Vancomycin and Linezolid Resistant Staphylococcus in Hospitalized Children

authors:

avatar Shahnaz Armin 1 , * , avatar Alaleh Rouhipour 1 , avatar Fatemeh Fallah 2 , avatar Mohammad Rahbar 3 , avatar Mohammad Ebrahimi 1

Pediatric Infections Research Center, Mofid Children Hospital, Shahid Beheshti University of Medical Sciences, arminsh_2000@yahoo.com, IR Iran
Pediatric Infections Research Center, School of Medicine, Shahid Beheshti University of Medical Sciences, IR Iran
Department of Microbiology, Iranian Reference Health Laboratory, Ministry of Health and Medical Education, IR Iran

How To Cite Armin S, Rouhipour A, Fallah F, Rahbar M, Ebrahimi M. Vancomycin and Linezolid Resistant Staphylococcus in Hospitalized Children. Arch Pediatr Infect Dis. 2013;1(1): 4-8. https://doi.org/10.5812/pedinfect.5190.

Abstract

Background:

Staphylococcus aureus is a major cause of serious hospital and community acquired infections, particularly in colonized individuals.

Objectives:

The study was carried out in a tertiary care center in Tehran, Iran to identify the frequency of hospital acquired methicillin resistant Staphylococcus aureus (HA-MRSA ) colonization and its antibiotic susceptibility pattern and molecular characteristics.

Patients and Methods:

This point-prevalence study was performed on 631 children who were admitted for at least 48 hours in different wards of Mofid childrens hospital in Tehran, Iran. Samples from anterior nares of these children were taken with sterile swab and cultured.
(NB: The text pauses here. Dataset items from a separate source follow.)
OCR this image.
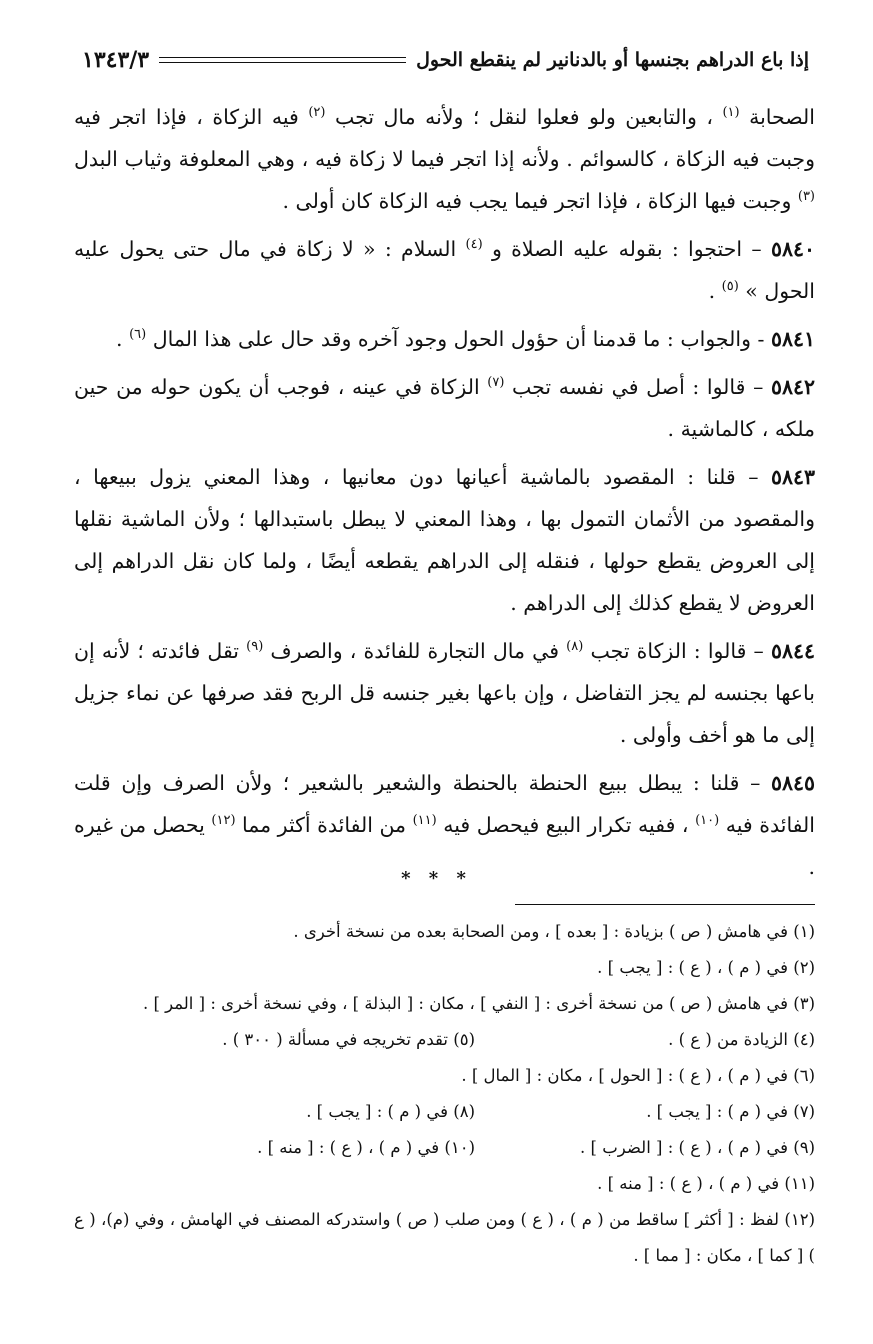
إذا باع الدراهم بجنسها أو بالدنانير لم ينقطع الحول
١٣٤٣/٣

الصحابة $^{(١)}$ ، والتابعين ولو فعلوا لنقل ؛ ولأنه مال تجب $^{(٢)}$ فيه الزكاة ، فإذا اتجر فيه وجبت فيه الزكاة ، كالسوائم . ولأنه إذا اتجر فيما لا زكاة فيه ، وهي المعلوفة وثياب البدل $^{(٣)}$ وجبت فيها الزكاة ، فإذا اتجر فيما يجب فيه الزكاة كان أولى .

٥٨٤٠ – احتجوا : بقوله عليه الصلاة و $^{(٤)}$ السلام : « لا زكاة في مال حتى يحول عليه الحول » $^{(٥)}$ .

٥٨٤١ - والجواب : ما قدمنا أن حؤول الحول وجود آخره وقد حال على هذا المال $^{(٦)}$ .

٥٨٤٢ – قالوا : أصل في نفسه تجب $^{(٧)}$ الزكاة في عينه ، فوجب أن يكون حوله من حين ملكه ، كالماشية .

٥٨٤٣ – قلنا : المقصود بالماشية أعيانها دون معانيها ، وهذا المعني يزول ببيعها ، والمقصود من الأثمان التمول بها ، وهذا المعني لا يبطل باستبدالها ؛ ولأن الماشية نقلها إلى العروض يقطع حولها ، فنقله إلى الدراهم يقطعه أيضًا ، ولما كان نقل الدراهم إلى العروض لا يقطع كذلك إلى الدراهم .

٥٨٤٤ – قالوا : الزكاة تجب $^{(٨)}$ في مال التجارة للفائدة ، والصرف $^{(٩)}$ تقل فائدته ؛ لأنه إن باعها بجنسه لم يجز التفاضل ، وإن باعها بغير جنسه قل الربح فقد صرفها عن نماء جزيل إلى ما هو أخف وأولى .

٥٨٤٥ – قلنا : يبطل ببيع الحنطة بالحنطة والشعير بالشعير ؛ ولأن الصرف وإن قلت الفائدة فيه $^{(١٠)}$ ، ففيه تكرار البيع فيحصل فيه $^{(١١)}$ من الفائدة أكثر مما $^{(١٢)}$ يحصل من غيره .

* * *
(١) في هامش ( ص ) بزيادة : [ بعده ] ، ومن الصحابة بعده من نسخة أخرى .
(٢) في ( م ) ، ( ع ) : [ يجب ] .
(٣) في هامش ( ص ) من نسخة أخرى : [ النفي ] ، مكان : [ البذلة ] ، وفي نسخة أخرى : [ المر ] .
(٤) الزيادة من ( ع ) .
(٥) تقدم تخريجه في مسألة ( ٣٠٠ ) .
(٦) في ( م ) ، ( ع ) : [ الحول ] ، مكان : [ المال ] .
(٧) في ( م ) : [ يجب ] .
(٨) في ( م ) : [ يجب ] .
(٩) في ( م ) ، ( ع ) : [ الضرب ] .
(١٠) في ( م ) ، ( ع ) : [ منه ] .
(١١) في ( م ) ، ( ع ) : [ منه ] .
(١٢) لفظ : [ أكثر ] ساقط من ( م ) ، ( ع ) ومن صلب ( ص ) واستدركه المصنف في الهامش ، وفي (م)، ( ع ) [ كما ] ، مكان : [ مما ] .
If Staphylococcus aureus (S. aureus) was isolated, methicillin resistance and antibiotic susceptibility pattern were diagnosed according to Center for Disease Control and Prevention (CDC) guidelines of 2011 and Clinical and Laboratory Standards Institute (CLSI), and molecular analysis were determined by minimum inhibitory concentration (MIC) and polymerase chain reaction (PCR) methods.

Results:

Rate of colonization with S. aureus and methicillin resistant Staphylococcus aureus (MRSA) were 3.2% and 1.1% (1.1% of total and 35% of S. aureus isolates), respectively. All MRSA isolates were susceptible to rifampin and clindamycin. Resistance to vancomycin was reported in six Staphylococcus strains. Resistance to linezolid was detected in 19/20 Staphylococcus. Molecular analysis of isolates showed that all vancomycin resistant S. aureus isolates contained Van A or Van B gene, and 15/19 linezolid resistant strain was positive for chloramphenicol-florfenicol resistant gene ( cfr gene).

Conclusions:

The rate of MRSA colonization varies in any area, and the knowledge of acquisition risk factors and antibiotic susceptibility pattern are essential in prevention and treatment of MRSA infections. Based on our study, we suggest that clindamycin and rifampin are good choices in empiric treatment of patients suspected to have HA- MRSA infections until results of culture and antibiotic susceptibility pattern are prepared. In respect to the prevalence of linezolid resistance in this study, we suggest avoiding the use of linezolid as empiric therapy in HA-Staphylococcus infection.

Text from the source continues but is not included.